Business wisdom tells us that we manage what we measure. Human nature responds to accountability—when we know our performance is being tracked, we’re more likely to do the work that moves that metric forward. It follows, then, that if we pick the right metrics, we’ll also move the team or organization forward.
But is it working?
Over the last month, we’ve spent hours on calls with business owners, segment leaders, and industry executives. Many are in thriving companies and divisions, but they’re still asking one question: “are we focused on the right things?”
These leaders have OKRs, KPIs, 360s, scorecards, dashboards, and more. They know how productive their team is being, hour by hour and minute by minute. But what keeps them awake at night is the fear that they might have lost sight of something even more important than their objectives and key results: their purpose.
Purpose drives value in successful companies
Eric Larson is Chairman and co-CEO of Tilia Holdings, the third private equity firm he has founded. He recognizes that the private equity industry has earned a reputation over time for putting profit over purpose and people. But that is changing, he says, because many firms now recognize that “purpose drives value in successful companies.”
What Larson and others are finding is that being focused on purpose gives team members a direction that is more meaningful and motivational than simply telling them to raise the income per square foot metric. When people understand why what they’re doing matters, they find ways to move the needle.
If we’re going to measure what matters, then our metrics must reflect our organizational purpose. When they do, we can expect to see more engaged team members and a thriving company.
How can we measure the impact of purpose? At the Center for Values-Driven Leadership, we’re partnering with the International Leadership Association to answer that question as part of a research initiative and summit, Power of Purpose III: Measuring the Economics of Purpose. (Larson is among the executives and business leaders who are engaged with this initiative and will be speaking at an upcoming event.)
We hope eventually to offer a range of measurable factors that have been tested by companies around the world. But for now, across all areas of practice, we can draw these observations about making purpose more measurable:
Purpose should be inspirational, but still grounded in the business. Masonite, a door company, has a higher purpose of helping people “walk through doors.” They’ve found this to be an inspirational metaphor that informs everything from community engagement to career paths and factory operations.
Individuals need to understand how their work contributes to organizational purpose. Creating individual metrics that reflect purpose is one way to help individuals create this understanding.
Measuring what matters requires role-specific consideration. HR may want to consider how purpose decreases turnover. Finance may explore how purpose reduces expenses. Sales may want to leverage purpose for growing customer loyalty.
Across the organization, purpose can be a North Star when all else seems uncertain. Over the last year, many leaders have told us how difficult strategic planning can be in the middle of a pandemic. When facing uncertainty, experts in managing complexity recommend identifying what can be known, and what can be made certain. Even while the organization pivots to adapt, purpose can be an area of stability.

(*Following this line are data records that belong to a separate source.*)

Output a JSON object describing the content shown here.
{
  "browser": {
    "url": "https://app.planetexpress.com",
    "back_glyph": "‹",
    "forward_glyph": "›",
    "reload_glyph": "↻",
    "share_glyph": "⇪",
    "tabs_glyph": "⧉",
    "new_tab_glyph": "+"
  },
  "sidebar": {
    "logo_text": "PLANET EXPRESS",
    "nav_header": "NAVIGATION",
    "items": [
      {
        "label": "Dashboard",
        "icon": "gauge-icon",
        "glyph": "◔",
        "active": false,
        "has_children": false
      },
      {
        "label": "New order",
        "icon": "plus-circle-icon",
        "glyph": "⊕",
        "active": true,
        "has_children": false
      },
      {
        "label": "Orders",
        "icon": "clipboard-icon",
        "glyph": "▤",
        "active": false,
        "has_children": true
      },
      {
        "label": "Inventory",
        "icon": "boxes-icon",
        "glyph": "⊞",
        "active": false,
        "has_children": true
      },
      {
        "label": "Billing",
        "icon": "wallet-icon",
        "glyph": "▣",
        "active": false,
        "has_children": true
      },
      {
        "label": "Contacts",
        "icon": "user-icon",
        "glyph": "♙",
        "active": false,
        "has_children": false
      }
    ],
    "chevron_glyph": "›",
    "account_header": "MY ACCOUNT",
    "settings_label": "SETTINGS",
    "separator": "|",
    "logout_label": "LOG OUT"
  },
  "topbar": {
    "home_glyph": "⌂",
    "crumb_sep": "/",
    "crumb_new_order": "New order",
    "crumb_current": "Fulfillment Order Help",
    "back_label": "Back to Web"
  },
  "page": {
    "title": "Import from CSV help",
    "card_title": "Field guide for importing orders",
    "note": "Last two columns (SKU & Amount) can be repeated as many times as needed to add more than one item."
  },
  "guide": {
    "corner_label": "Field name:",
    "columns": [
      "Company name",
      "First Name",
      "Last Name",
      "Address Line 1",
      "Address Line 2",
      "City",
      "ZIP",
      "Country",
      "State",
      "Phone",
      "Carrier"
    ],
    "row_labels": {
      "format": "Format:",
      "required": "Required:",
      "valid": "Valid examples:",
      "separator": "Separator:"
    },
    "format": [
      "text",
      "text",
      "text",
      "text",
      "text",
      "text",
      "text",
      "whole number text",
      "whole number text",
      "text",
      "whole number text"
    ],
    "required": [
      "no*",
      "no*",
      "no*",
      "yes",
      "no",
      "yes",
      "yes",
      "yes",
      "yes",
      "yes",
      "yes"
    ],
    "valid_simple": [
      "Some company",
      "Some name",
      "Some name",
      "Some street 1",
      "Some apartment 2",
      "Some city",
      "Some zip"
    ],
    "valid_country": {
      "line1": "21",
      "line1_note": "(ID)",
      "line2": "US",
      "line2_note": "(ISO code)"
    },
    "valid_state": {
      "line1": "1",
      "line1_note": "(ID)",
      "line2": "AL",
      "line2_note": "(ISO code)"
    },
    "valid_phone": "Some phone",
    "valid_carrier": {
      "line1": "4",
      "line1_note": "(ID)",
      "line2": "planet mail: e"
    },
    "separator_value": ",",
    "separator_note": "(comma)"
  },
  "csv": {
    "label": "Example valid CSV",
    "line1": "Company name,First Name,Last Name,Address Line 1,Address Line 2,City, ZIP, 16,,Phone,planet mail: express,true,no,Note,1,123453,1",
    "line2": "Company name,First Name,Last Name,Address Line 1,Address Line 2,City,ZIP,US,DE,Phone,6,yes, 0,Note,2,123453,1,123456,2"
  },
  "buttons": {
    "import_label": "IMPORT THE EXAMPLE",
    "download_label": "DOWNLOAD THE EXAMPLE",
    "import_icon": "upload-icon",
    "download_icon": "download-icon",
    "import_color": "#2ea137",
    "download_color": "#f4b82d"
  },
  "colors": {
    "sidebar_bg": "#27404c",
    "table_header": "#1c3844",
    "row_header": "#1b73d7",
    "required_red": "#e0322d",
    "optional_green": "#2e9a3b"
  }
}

Personal benefits of purpose
Before we wrap up, we want to briefly mention one other remarkable benefit of purpose: it’s like a magic pill for your personal life. For individuals, research shows being purpose-driven:
- Adds years to your life
- Reduces the likelihood of heart attack or stroke
- Cuts your risk of Alzheimers
- Helps you relax during the day and sleep better at night
- Doubles the chance that you stay drug- or alcohol-free after treatment
- Increases your good cholesterol
- Helps you develop better personal relationships
- And gives you a greater sense of meaning, engagement, life satisfaction, and happiness.
“You and I are designed to be purpose-seeking mechanisms,” says Dr. Bob Quinn, author of The Economics of Higher Purpose and founder of University of Michigan’s Center for Positive Organizations. (Quinn is also a keynote speaker at our upcoming event.)
Perhaps this explains why finding ways to measure the impact of purpose can have such an impact on your organization: it’s human nature to move in the direction of purpose, just like plants move in the direction of sunlight. When your scorecards and dashboards are aligned to purpose, the results may follow naturally.